I’ve written recently about the importance of Congressman Paul Ryan’s proposal to change the way the billions of dollars of poverty program funds are delivered which would allow more local control and creativity. And I have written about school reform advocate Howard Fuller and the importance of giving black parents power to choose where they send their children to school.
Another leader with ideas that could change current realities is Max De Pree, former CEO of the Herman Miller office furniture company and author of the best-selling book “Leadership is an Art.”
Although the focus of De Pree’s discussions on leadership is primarily corporate leadership, his important ideas are relevant in any arena, including political leadership.
De Pree says the art of leadership is about “liberating people to do what is required of them in the most effective way.”
There are two novel things here.
First, leadership is not about telling others what to do, running their lives and defining their world. It is about creating circumstances that allow individuals to assume responsibility and giving them the freedom to work in the best possible way, fitting to who they are.
Second, the focus is on personal responsibility. This is particularly novel given our national culture today is all about rights and entitlements.

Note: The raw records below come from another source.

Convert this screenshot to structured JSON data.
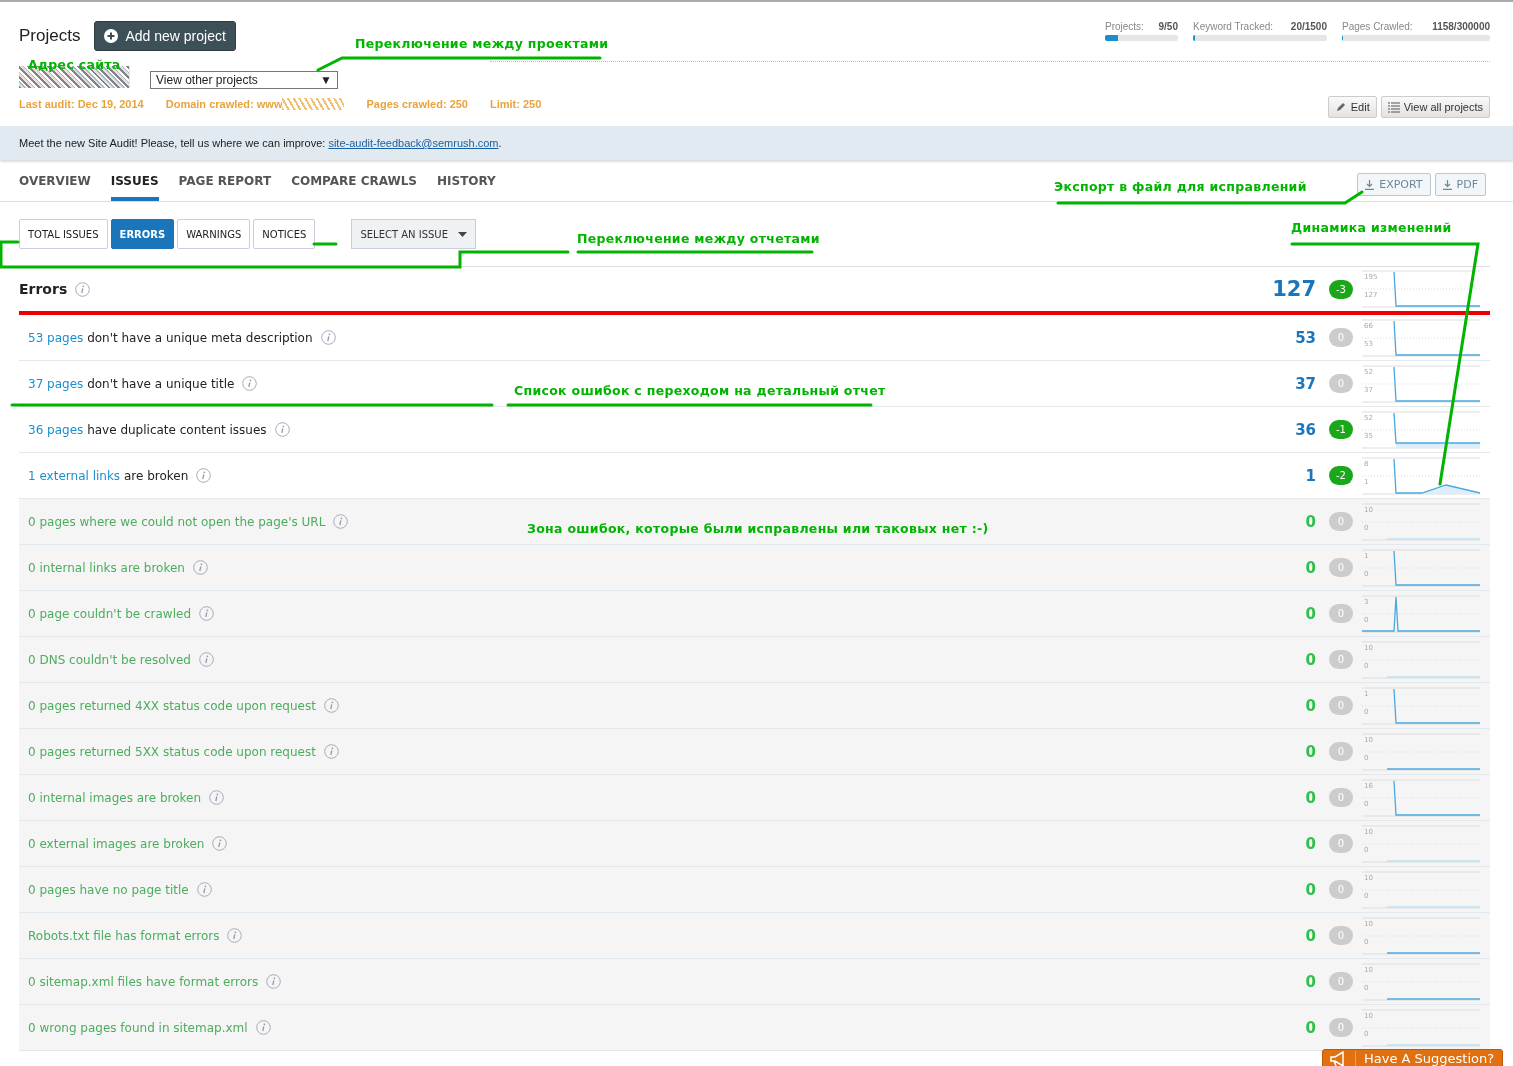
{
  "header": {
    "title": "Projects",
    "add_button": "Add new project",
    "project_select": "View other projects",
    "project_select_caret": "▼",
    "audit_info": [
      {
        "text": "Last audit: Dec 19, 2014",
        "obscured": false
      },
      {
        "text": "Domain crawled: www",
        "obscured": true
      },
      {
        "text": "Pages crawled: 250",
        "obscured": false
      },
      {
        "text": "Limit: 250",
        "obscured": false
      }
    ],
    "limits": [
      {
        "label": "Projects:",
        "value": "9/50",
        "level": 0.18
      },
      {
        "label": "Keyword Tracked:",
        "value": "20/1500",
        "level": 0.013
      },
      {
        "label": "Pages Crawled:",
        "value": "1158/300000",
        "level": 0.004
      }
    ],
    "buttons": [
      {
        "label": "Edit",
        "kind": "edit"
      },
      {
        "label": "View all projects",
        "kind": "list"
      }
    ]
  },
  "banner": {
    "text": "Meet the new Site Audit! Please, tell us where we can improve: ",
    "link": "site-audit-feedback@semrush.com",
    "after": "."
  },
  "nav_tabs": [
    {
      "label": "OVERVIEW",
      "selected": false
    },
    {
      "label": "ISSUES",
      "selected": true
    },
    {
      "label": "PAGE REPORT",
      "selected": false
    },
    {
      "label": "COMPARE CRAWLS",
      "selected": false
    },
    {
      "label": "HISTORY",
      "selected": false
    }
  ],
  "export_buttons": [
    "EXPORT",
    "PDF"
  ],
  "filter_tabs": [
    {
      "label": "TOTAL ISSUES",
      "selected": false
    },
    {
      "label": "ERRORS",
      "selected": true
    },
    {
      "label": "WARNINGS",
      "selected": false
    },
    {
      "label": "NOTICES",
      "selected": false
    }
  ],
  "issue_select": "SELECT AN ISSUE",
  "errors": {
    "title": "Errors",
    "count": "127",
    "delta": "-3",
    "improved": true,
    "spark": {
      "max": "195",
      "min": "127",
      "kind": "drop"
    }
  },
  "rows": [
    {
      "link": "53 pages",
      "text": " don't have a unique meta description",
      "fixed": false,
      "count": "53",
      "delta": "0",
      "improved": false,
      "spark": {
        "max": "66",
        "min": "53",
        "kind": "drop"
      }
    },
    {
      "link": "37 pages",
      "text": " don't have a unique title",
      "fixed": false,
      "count": "37",
      "delta": "0",
      "improved": false,
      "spark": {
        "max": "52",
        "min": "37",
        "kind": "drop"
      }
    },
    {
      "link": "36 pages",
      "text": " have duplicate content issues",
      "fixed": false,
      "count": "36",
      "delta": "-1",
      "improved": true,
      "spark": {
        "max": "52",
        "min": "35",
        "kind": "drop-fill"
      }
    },
    {
      "link": "1 external links",
      "text": " are broken",
      "fixed": false,
      "count": "1",
      "delta": "-2",
      "improved": true,
      "spark": {
        "max": "8",
        "min": "1",
        "kind": "drop-bump"
      }
    },
    {
      "text": "0 pages where we could not open the page's URL",
      "fixed": true,
      "count": "0",
      "delta": "0",
      "improved": false,
      "spark": {
        "max": "10",
        "min": "0",
        "kind": "flat-faint"
      }
    },
    {
      "text": "0 internal links are broken",
      "fixed": true,
      "count": "0",
      "delta": "0",
      "improved": false,
      "spark": {
        "max": "1",
        "min": "0",
        "kind": "drop"
      }
    },
    {
      "text": "0 page couldn't be crawled",
      "fixed": true,
      "count": "0",
      "delta": "0",
      "improved": false,
      "spark": {
        "max": "3",
        "min": "0",
        "kind": "spike"
      }
    },
    {
      "text": "0 DNS couldn't be resolved",
      "fixed": true,
      "count": "0",
      "delta": "0",
      "improved": false,
      "spark": {
        "max": "10",
        "min": "0",
        "kind": "flat-faint"
      }
    },
    {
      "text": "0 pages returned 4XX status code upon request",
      "fixed": true,
      "count": "0",
      "delta": "0",
      "improved": false,
      "spark": {
        "max": "1",
        "min": "0",
        "kind": "drop"
      }
    },
    {
      "text": "0 pages returned 5XX status code upon request",
      "fixed": true,
      "count": "0",
      "delta": "0",
      "improved": false,
      "spark": {
        "max": "10",
        "min": "0",
        "kind": "flat"
      }
    },
    {
      "text": "0 internal images are broken",
      "fixed": true,
      "count": "0",
      "delta": "0",
      "improved": false,
      "spark": {
        "max": "16",
        "min": "0",
        "kind": "drop"
      }
    },
    {
      "text": "0 external images are broken",
      "fixed": true,
      "count": "0",
      "delta": "0",
      "improved": false,
      "spark": {
        "max": "10",
        "min": "0",
        "kind": "flat-faint"
      }
    },
    {
      "text": "0 pages have no page title",
      "fixed": true,
      "count": "0",
      "delta": "0",
      "improved": false,
      "spark": {
        "max": "10",
        "min": "0",
        "kind": "flat-faint"
      }
    },
    {
      "text": "Robots.txt file has format errors",
      "fixed": true,
      "count": "0",
      "delta": "0",
      "improved": false,
      "spark": {
        "max": "10",
        "min": "0",
        "kind": "flat"
      }
    },
    {
      "text": "0 sitemap.xml files have format errors",
      "fixed": true,
      "count": "0",
      "delta": "0",
      "improved": false,
      "spark": {
        "max": "10",
        "min": "0",
        "kind": "flat"
      }
    },
    {
      "text": "0 wrong pages found in sitemap.xml",
      "fixed": true,
      "count": "0",
      "delta": "0",
      "improved": false,
      "spark": {
        "max": "10",
        "min": "0",
        "kind": "flat-faint"
      }
    }
  ],
  "suggestion_button": "Have A Suggestion?",
  "annotations": [
    "Адрес сайта",
    "Переключение между проектами",
    "Экспорт в файл для исправлений",
    "Переключение между отчетами",
    "Динамика изменений",
    "Список ошибок с переходом на детальный отчет",
    "Зона ошибок, которые были исправлены или таковых нет :-)"
  ]
}
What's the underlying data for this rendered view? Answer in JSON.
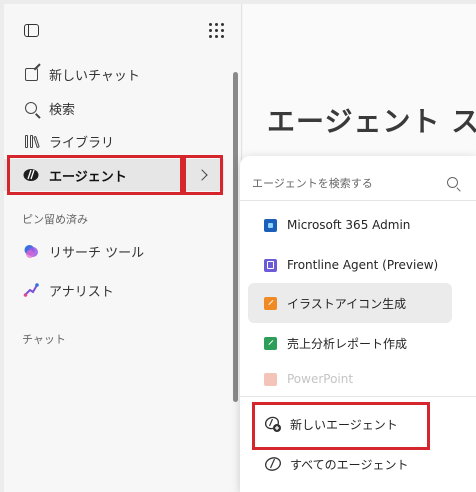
{
  "sidebar": {
    "nav": [
      {
        "label": "新しいチャット",
        "icon": "new-chat-icon"
      },
      {
        "label": "検索",
        "icon": "search-icon"
      },
      {
        "label": "ライブラリ",
        "icon": "library-icon"
      },
      {
        "label": "エージェント",
        "icon": "agent-icon"
      }
    ],
    "pinned_label": "ピン留め済み",
    "pinned": [
      {
        "label": "リサーチ ツール",
        "icon": "research-tool-icon"
      },
      {
        "label": "アナリスト",
        "icon": "analyst-icon"
      }
    ],
    "chat_label": "チャット"
  },
  "main": {
    "title": "エージェント ス"
  },
  "flyout": {
    "search_placeholder": "エージェントを検索する",
    "agents": [
      {
        "label": "Microsoft 365 Admin",
        "icon": "microsoft-365-admin-icon"
      },
      {
        "label": "Frontline Agent (Preview)",
        "icon": "frontline-agent-icon"
      },
      {
        "label": "イラストアイコン生成",
        "icon": "illustration-icon"
      },
      {
        "label": "売上分析レポート作成",
        "icon": "sales-report-icon"
      },
      {
        "label": "PowerPoint",
        "icon": "powerpoint-icon"
      }
    ],
    "new_agent": "新しいエージェント",
    "all_agents": "すべてのエージェント"
  },
  "colors": {
    "highlight": "#d6262d",
    "active_bg": "#e6e6e6"
  }
}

Leaders, according to De Pree, “endorse a concept of persons.” The appreciation of the fundamental uniqueness of each individual flies in the face of putting people in income and racial categories and based on these, producing government programs that will supposedly address their problems.
Also different and important is De Pree’s idea of diversity. Rather than being about ethnic and gender head counting, it should be about recognizing “diversity of people’s gifts, talents, and skills.”
Bottom line is big government control of lives, particularly its dominance in low-income communities, is the opposite of Max De Pree’s idea of leadership. It diminishes rather empowers.
Leadership amounts to getting out of the way, paving a path to freedom, and embracing values that enhance each individual’s ability to take control of and responsibility for their own lives.
Max De Pree’s principles of leadership tell us it is time to move away from what has failed. The bureaucratized welfare state has only perpetuated poverty, crime, and deepened racial tensions in our nation.
Max De Pree has the answer to Ferguson.